Sepsis is life-threatening and requires intensive medical treatment to be initiated as quickly as possible. Bacteria are usually the cause of the infection that triggered sepsis. If these could be determined during the diagnosis, the therapy consists of a high dose of antibiotics. At the start of treatment and when the pathogens are not identified, so-called broad-spectrum antibiotics or other agents that work against a large number of bacteria and germs are used. If the cause is not bacteria, other forms of therapy can lead to successful treatment, such as so-called antifungals against fungal diseases. In addition, infusions are given to compensate for fluid loss and to stabilize the circulation and, if necessary, the sepsis hearth is removed surgically. If there is already a septic shock, vital measures for restoring organ functions and organ care up to organ replacement measures are carried out before the infection treatment.
Deadly despite treatment?
With sepsis there is no 100% chance of healing and survival. Blood poisoning is the third leading cause of death after cardiovascular disease and cancer. The high mortality rate in sepsis is often attributed to the fact that more and more old, seriously ill and injured people initially survive their underlying disease through modern intensive care medicine, but succumb to sepsis in the hospital - often due to a weak immune system. This blood poisoning, known as nosocomial sepsis (Greek: nosokomeion = hospital), represents the largest proportion of septic forms of the disease.
Sepsis is a serious and life-threatening illness in which rapid and targeted antibiotic therapy and, if necessary, intensive therapy are crucial for treatment and survival chances. Sepsis is always a case for intensive care and emergency medicine.
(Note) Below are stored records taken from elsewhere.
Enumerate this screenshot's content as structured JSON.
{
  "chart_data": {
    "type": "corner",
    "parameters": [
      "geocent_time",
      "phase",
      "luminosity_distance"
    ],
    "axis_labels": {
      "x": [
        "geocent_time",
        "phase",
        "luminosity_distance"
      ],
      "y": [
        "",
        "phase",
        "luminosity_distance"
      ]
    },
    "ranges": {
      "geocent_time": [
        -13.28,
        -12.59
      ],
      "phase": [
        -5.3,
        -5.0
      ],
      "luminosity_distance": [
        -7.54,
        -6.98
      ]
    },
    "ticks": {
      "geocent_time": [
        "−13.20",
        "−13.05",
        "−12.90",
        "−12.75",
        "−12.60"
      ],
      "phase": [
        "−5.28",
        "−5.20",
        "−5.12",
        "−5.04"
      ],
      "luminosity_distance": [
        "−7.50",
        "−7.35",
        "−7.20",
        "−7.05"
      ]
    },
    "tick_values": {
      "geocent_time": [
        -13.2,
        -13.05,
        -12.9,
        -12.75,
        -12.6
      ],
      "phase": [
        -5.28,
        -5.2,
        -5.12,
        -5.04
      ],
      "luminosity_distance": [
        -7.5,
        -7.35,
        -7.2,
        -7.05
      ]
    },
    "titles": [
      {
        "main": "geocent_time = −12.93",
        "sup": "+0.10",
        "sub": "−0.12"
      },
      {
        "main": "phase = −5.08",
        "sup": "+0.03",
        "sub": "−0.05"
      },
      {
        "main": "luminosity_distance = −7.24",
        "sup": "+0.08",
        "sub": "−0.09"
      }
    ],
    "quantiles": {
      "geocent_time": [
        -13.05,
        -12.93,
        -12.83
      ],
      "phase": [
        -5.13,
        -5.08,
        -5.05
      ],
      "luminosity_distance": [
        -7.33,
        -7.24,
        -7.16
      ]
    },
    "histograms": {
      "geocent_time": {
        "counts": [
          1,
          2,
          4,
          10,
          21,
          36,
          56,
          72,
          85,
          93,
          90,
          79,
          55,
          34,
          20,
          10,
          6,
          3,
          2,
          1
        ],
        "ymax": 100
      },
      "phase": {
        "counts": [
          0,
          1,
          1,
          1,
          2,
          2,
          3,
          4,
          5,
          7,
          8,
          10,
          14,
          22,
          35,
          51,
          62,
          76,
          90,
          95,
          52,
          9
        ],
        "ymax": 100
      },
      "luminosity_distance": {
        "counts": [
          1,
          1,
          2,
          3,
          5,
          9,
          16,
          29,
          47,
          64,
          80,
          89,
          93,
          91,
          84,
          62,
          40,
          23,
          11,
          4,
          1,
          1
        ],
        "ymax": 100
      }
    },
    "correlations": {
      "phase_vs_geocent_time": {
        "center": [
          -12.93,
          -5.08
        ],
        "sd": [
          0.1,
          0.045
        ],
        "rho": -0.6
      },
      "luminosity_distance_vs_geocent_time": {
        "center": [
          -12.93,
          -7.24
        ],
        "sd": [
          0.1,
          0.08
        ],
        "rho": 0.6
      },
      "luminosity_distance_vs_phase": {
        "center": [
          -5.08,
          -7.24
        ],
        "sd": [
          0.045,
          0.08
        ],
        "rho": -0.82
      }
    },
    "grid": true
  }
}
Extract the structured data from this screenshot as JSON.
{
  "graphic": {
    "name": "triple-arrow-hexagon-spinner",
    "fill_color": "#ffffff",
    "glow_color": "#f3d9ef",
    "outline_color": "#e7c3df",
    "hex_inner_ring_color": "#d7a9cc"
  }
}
So far, little is known about possible improved therapeutic success through the additional use of naturopathic medication. Strengthening the immune system based on naturopathy cannot prevent sepsis, but it is always good advice.
Current state of research
Scientific knowledge has already led to a fundamentally changed definition of sepsis and a change in understanding of the serious illness. However, it is still important to answer essential open questions through research in order to increase the success rate for diagnosis and therapy and thus reduce the mortality rate. Sepsis research is being promoted at the Integrated Research and Treatment Center (IFB) Sepsis and Sepsis Sequences (Center for Sepsis Control and Care - CSCC) in Jena. (Dipl.Päd.Jeanette Viñals Stein, naturopath, Dr. rer.nat.Corinna Schultheis)
Author and source information
This text corresponds to the requirements of the medical literature, medical guidelines and current studies and has been checked by medical doctors.
Dr. nat. Corinna Schultheis, Barbara Schindewolf-Lensch
- Robert Koch Institute (RKI): sepsis (access: July 15, 2019), rki.de
- German Interdisciplinary Association for Intensive Care and Emergency Medicine (DIVI), Deutsche Sepsis-Gesellschaft e.V .: S2k Guideline Sepsis - Prevention, Diagnosis, Therapy and Aftercare, as of February 2010, detailed view of guidelines
- World Health Organization (WHO): Improving the prevention, diagnosis and clinical management of sepsis (accessed: 15.07.2019), who.int
- Centers for Disease Control and Prevention (CDC): What is sepsis? (Accessed: 07/15/2019), cdc.gov
- Global Sepsis Alliance: What is sepsis - Definition of sepsis (accessed: July 15, 2019), global-sepsis-alliance.org
- Sepsis Foundation: What is Sepsis? Understand "blood poisoning" (accessed: 15.07.2019), sepsis-stiftung.eu
- Merck and Co., Inc .: Sepsis (accessed: July 15, 2019), msdmanuals.com
- Mayo Clinic: Sepsis (access: July 15, 2019), mayoclinic.org
- National Health Service (NHS): Overview - Sepsis (accessed: 07/15/2019), nhs.uk
- National Institute of General Medical Sciences: Sepsis (accessed: July 15, 2019), nigms.nih.gov
ICD codes for this disease: A39-A41, P36, R65ICD codes are internationally valid encodings for medical diagnoses. You can find e.g. in doctor's letters or on disability certificates.